On the mysql server, you can use the following command:

load data infile 'file_name' into table table_name; 

Stores all data in a text file into the specified table. The crudest form of example:

load data infile 'test.txt' into table test_table;

By default, the Load Data Infile behavior for text is:

    row corresponds to a record in the database table separated by the TAB key the value of each field is not enclosed by any characters and the row is not prefixed to ignore

For example, a line of text:
1 test “xx”
reads into the database, and the value of the third field is “xx” instead of xx. Of course these fields can be set, the full Load Data Infile command is:

  INTO TABLE tbl_name
    [TERMINATED BY 'string']
   [ESCAPED BY 'char' ]
   [STARTING BY 'string']
  [TERMINATED BY 'string']
   [IGNORE number LINES]
   [SET col_name = expr,...]]

Ignore and replace are used to distinguish between the way in which the text is read and the record in the original table that has a primary key conflict. The terminated by setting field (delimiter) after
fields, enclosed by setting outer enclosing characters, and escape by setting escape characters (this is unclear).
lines, starting by sets the line prefix, will be ignored when reading, and the newline character is set.
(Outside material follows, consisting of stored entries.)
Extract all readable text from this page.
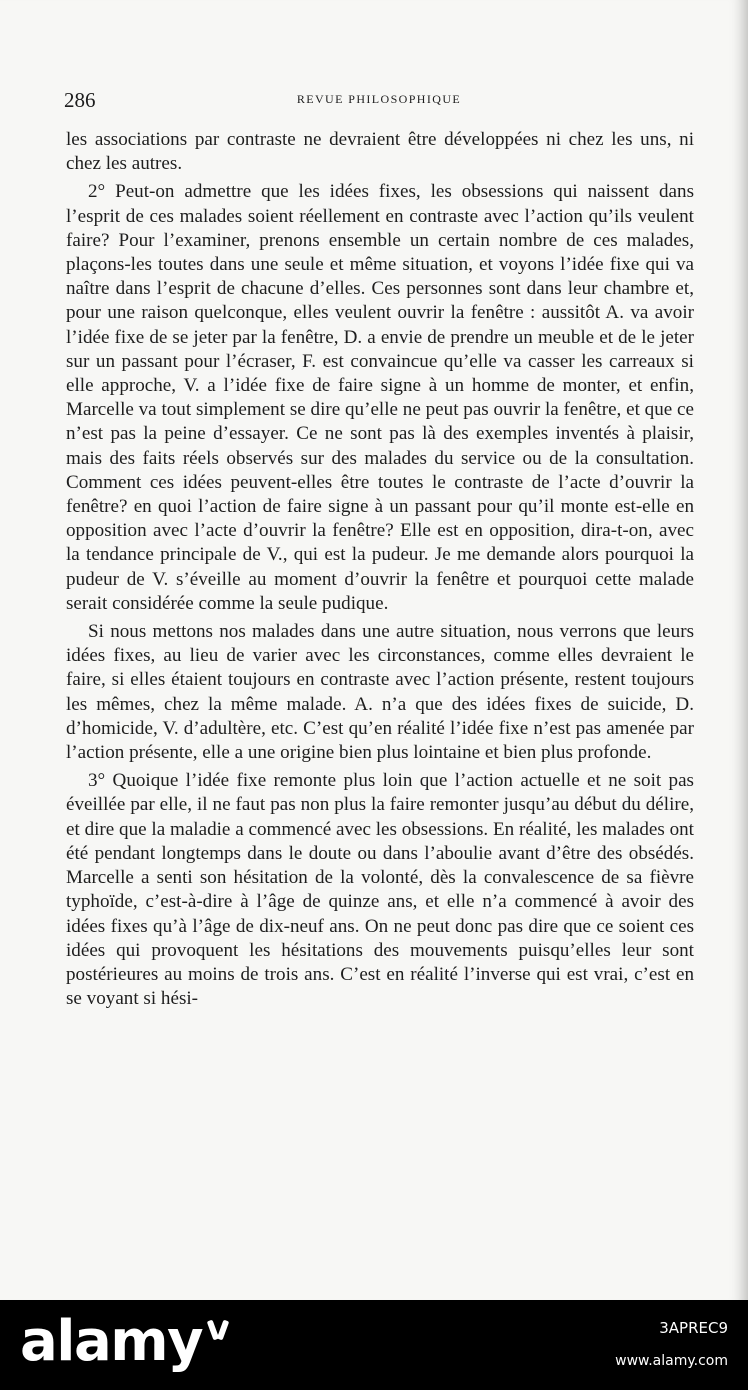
286	REVUE PHILOSOPHIQUE

les associations par contraste ne devraient être développées ni chez les uns, ni chez les autres.

2° Peut-on admettre que les idées fixes, les obsessions qui naissent dans l’esprit de ces malades soient réellement en contraste avec l’action qu’ils veulent faire? Pour l’examiner, prenons ensemble un certain nombre de ces malades, plaçons-les toutes dans une seule et même situation, et voyons l’idée fixe qui va naître dans l’esprit de chacune d’elles. Ces personnes sont dans leur chambre et, pour une raison quelconque, elles veulent ouvrir la fenêtre : aussitôt A. va avoir l’idée fixe de se jeter par la fenêtre, D. a envie de prendre un meuble et de le jeter sur un passant pour l’écraser, F. est convaincue qu’elle va casser les carreaux si elle approche, V. a l’idée fixe de faire signe à un homme de monter, et enfin, Marcelle va tout simplement se dire qu’elle ne peut pas ouvrir la fenêtre, et que ce n’est pas la peine d’essayer. Ce ne sont pas là des exemples inventés à plaisir, mais des faits réels observés sur des malades du service ou de la consultation. Comment ces idées peuvent-elles être toutes le contraste de l’acte d’ouvrir la fenêtre? en quoi l’action de faire signe à un passant pour qu’il monte est-elle en opposition avec l’acte d’ouvrir la fenêtre? Elle est en opposition, dira-t-on, avec la tendance principale de V., qui est la pudeur. Je me demande alors pourquoi la pudeur de V. s’éveille au moment d’ouvrir la fenêtre et pourquoi cette malade serait considérée comme la seule pudique.

Si nous mettons nos malades dans une autre situation, nous verrons que leurs idées fixes, au lieu de varier avec les circonstances, comme elles devraient le faire, si elles étaient toujours en contraste avec l’action présente, restent toujours les mêmes, chez la même malade. A. n’a que des idées fixes de suicide, D. d’homicide, V. d’adultère, etc. C’est qu’en réalité l’idée fixe n’est pas amenée par l’action présente, elle a une origine bien plus lointaine et bien plus profonde.

3° Quoique l’idée fixe remonte plus loin que l’action actuelle et ne soit pas éveillée par elle, il ne faut pas non plus la faire remonter jusqu’au début du délire, et dire que la maladie a commencé avec les obsessions. En réalité, les malades ont été pendant longtemps dans le doute ou dans l’aboulie avant d’être des obsédés. Marcelle a senti son hésitation de la volonté, dès la convalescence de sa fièvre typhoïde, c’est-à-dire à l’âge de quinze ans, et elle n’a commencé à avoir des idées fixes qu’à l’âge de dix-neuf ans. On ne peut donc pas dire que ce soient ces idées qui provoquent les hésitations des mouvements puisqu’elles leur sont postérieures au moins de trois ans. C’est en réalité l’inverse qui est vrai, c’est en se voyant si hési-

alamy	3APREC9
www.alamy.com
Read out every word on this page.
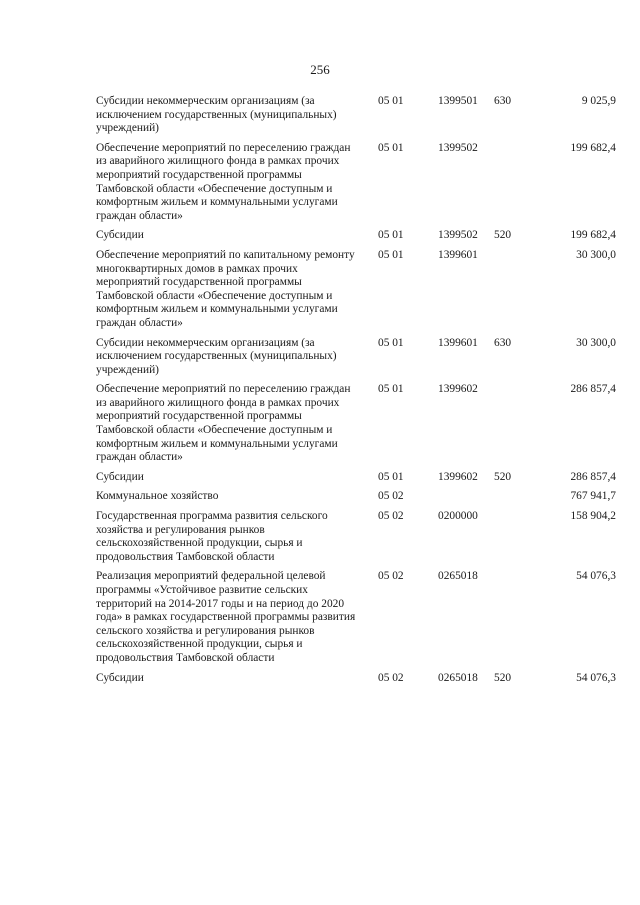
256
Субсидии некоммерческим организациям (за исключением государственных (муниципальных) учреждений)
05 01	1399501 630	9 025,9
Обеспечение мероприятий по переселению граждан из аварийного жилищного фонда в рамках прочих мероприятий государственной программы Тамбовской области «Обеспечение доступным и комфортным жильем и коммунальными услугами граждан области»
05 01	1399502	199 682,4
Субсидии	05 01	1399502 520	199 682,4
Обеспечение мероприятий по капитальному ремонту многоквартирных домов в рамках прочих мероприятий государственной программы Тамбовской области «Обеспечение доступным и комфортным жильем и коммунальными услугами граждан области»
05 01	1399601	30 300,0
Субсидии некоммерческим организациям (за исключением государственных (муниципальных) учреждений)
05 01	1399601 630	30 300,0
Обеспечение мероприятий по переселению граждан из аварийного жилищного фонда в рамках прочих мероприятий государственной программы Тамбовской области «Обеспечение доступным и комфортным жильем и коммунальными услугами граждан области»
05 01	1399602	286 857,4
Субсидии	05 01	1399602 520	286 857,4
Коммунальное хозяйство	05 02	767 941,7
Государственная программа развития сельского хозяйства и регулирования рынков сельскохозяйственной продукции, сырья и продовольствия Тамбовской области
05 02	0200000	158 904,2
Реализация мероприятий федеральной целевой программы «Устойчивое развитие сельских территорий на 2014-2017 годы и на период до 2020 года» в рамках государственной программы развития сельского хозяйства и регулирования рынков сельскохозяйственной продукции, сырья и продовольствия Тамбовской области
05 02	0265018	54 076,3
Субсидии	05 02	0265018 520	54 076,3
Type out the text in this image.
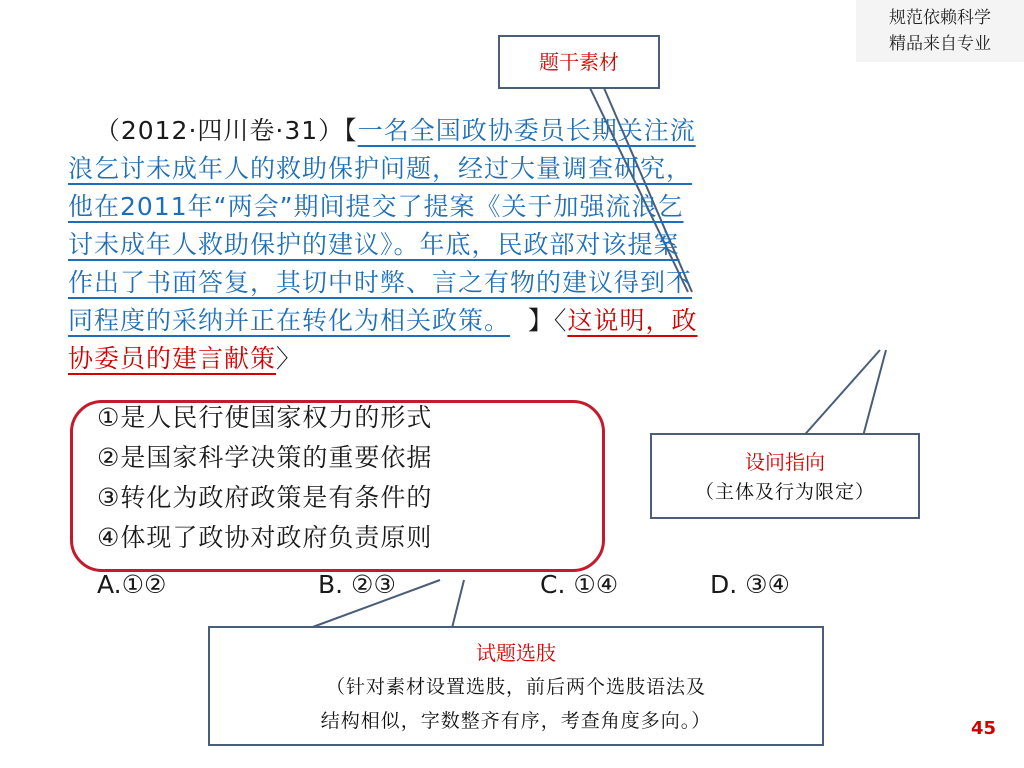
规范依赖科学
精品来自专业
题干素材
（2012·四川卷·31）【一名全国政协委员长期关注流
浪乞讨未成年人的救助保护问题，经过大量调查研究，
他在2011年“两会”期间提交了提案《关于加强流浪乞
讨未成年人救助保护的建议》。年底，民政部对该提案
作出了书面答复，其切中时弊、言之有物的建议得到不
同程度的采纳并正在转化为相关政策。 】〈这说明，政
协委员的建言献策〉
①是人民行使国家权力的形式
②是国家科学决策的重要依据
③转化为政府政策是有条件的
④体现了政协对政府负责原则
A.①②	B. ②③	C. ①④	D. ③④
设问指向
（主体及行为限定）
试题选肢
（针对素材设置选肢，前后两个选肢语法及
结构相似，字数整齐有序，考查角度多向。）	45
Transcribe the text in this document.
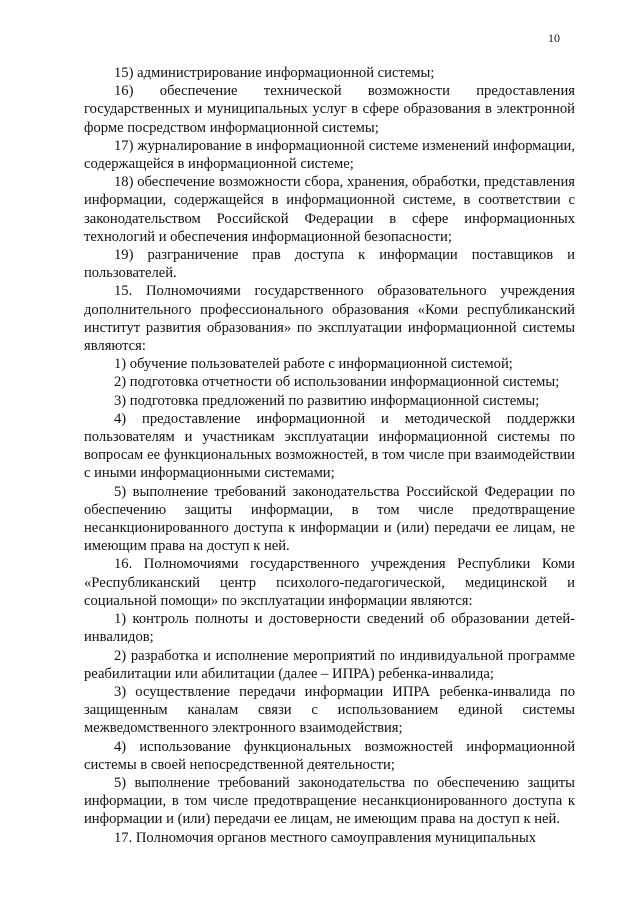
10

15) администрирование информационной системы;

16) обеспечение технической возможности предоставления государственных и муниципальных услуг в сфере образования в электронной форме посредством информационной системы;

17) журналирование в информационной системе изменений информации, содержащейся в информационной системе;

18) обеспечение возможности сбора, хранения, обработки, представления информации, содержащейся в информационной системе, в соответствии с законодательством Российской Федерации в сфере информационных технологий и обеспечения информационной безопасности;

19) разграничение прав доступа к информации поставщиков и пользователей.

15. Полномочиями государственного образовательного учреждения дополнительного профессионального образования «Коми республиканский институт развития образования» по эксплуатации информационной системы являются:

1) обучение пользователей работе с информационной системой;

2) подготовка отчетности об использовании информационной системы;

3) подготовка предложений по развитию информационной системы;

4) предоставление информационной и методической поддержки пользователям и участникам эксплуатации информационной системы по вопросам ее функциональных возможностей, в том числе при взаимодействии с иными информационными системами;

5) выполнение требований законодательства Российской Федерации по обеспечению защиты информации, в том числе предотвращение несанкционированного доступа к информации и (или) передачи ее лицам, не имеющим права на доступ к ней.

16. Полномочиями государственного учреждения Республики Коми «Республиканский центр психолого-педагогической, медицинской и социальной помощи» по эксплуатации информации являются:

1) контроль полноты и достоверности сведений об образовании детей-инвалидов;

2) разработка и исполнение мероприятий по индивидуальной программе реабилитации или абилитации (далее – ИПРА) ребенка-инвалида;

3) осуществление передачи информации ИПРА ребенка-инвалида по защищенным каналам связи с использованием единой системы межведомственного электронного взаимодействия;

4) использование функциональных возможностей информационной системы в своей непосредственной деятельности;

5) выполнение требований законодательства по обеспечению защиты информации, в том числе предотвращение несанкционированного доступа к информации и (или) передачи ее лицам, не имеющим права на доступ к ней.

17. Полномочия органов местного самоуправления муниципальных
Refer to the first link for more details.
Then in the process of use, it is easy to have errors:
ERROR 29 (HY000): File ‘test.txt’ not found (Errcode: 13) But it is of no damn use From the command line you can see that errcode 13 refers to the access issue:

[email protected]:~$ perror 13
OS error code 13: Permission denied

Even if you change the access to the test.txt file, such as chmod O +r test.txt, the problem will still occur. It involves AppArmor. This is a protection mechanism that restricts each program’s access to specific directories and files. In other words, it is restricted by AppArmor, which provides access to the file for the current mysql program. See link to article 2 about AppArmor (Wikipedia).
can really do is to mysql program reads the file permissions, according to the following steps can be done:
1) open the/etc/apparmor. D/usr. Sbin. Mysqld file
2) can see a lot about mysql can read and write at this time for the directory and file records, such as:

#Other contents
/usr/sbin/mysqld {
    #Other contents
    /var/log/mysql.log rw,
    /var/log/mysql.err rw,

    #Other contents

    #This will be your dir definition
    /tmp/ r,
    /tmp/* rw,

    #Other contents

Add the appropriate permissions for the file you want to read and write at the end, save and exit. D/AppArmor reload
. At this point, the problem should be solved. But this can be an unsafe solution and requires caution. Refer to the third link for details.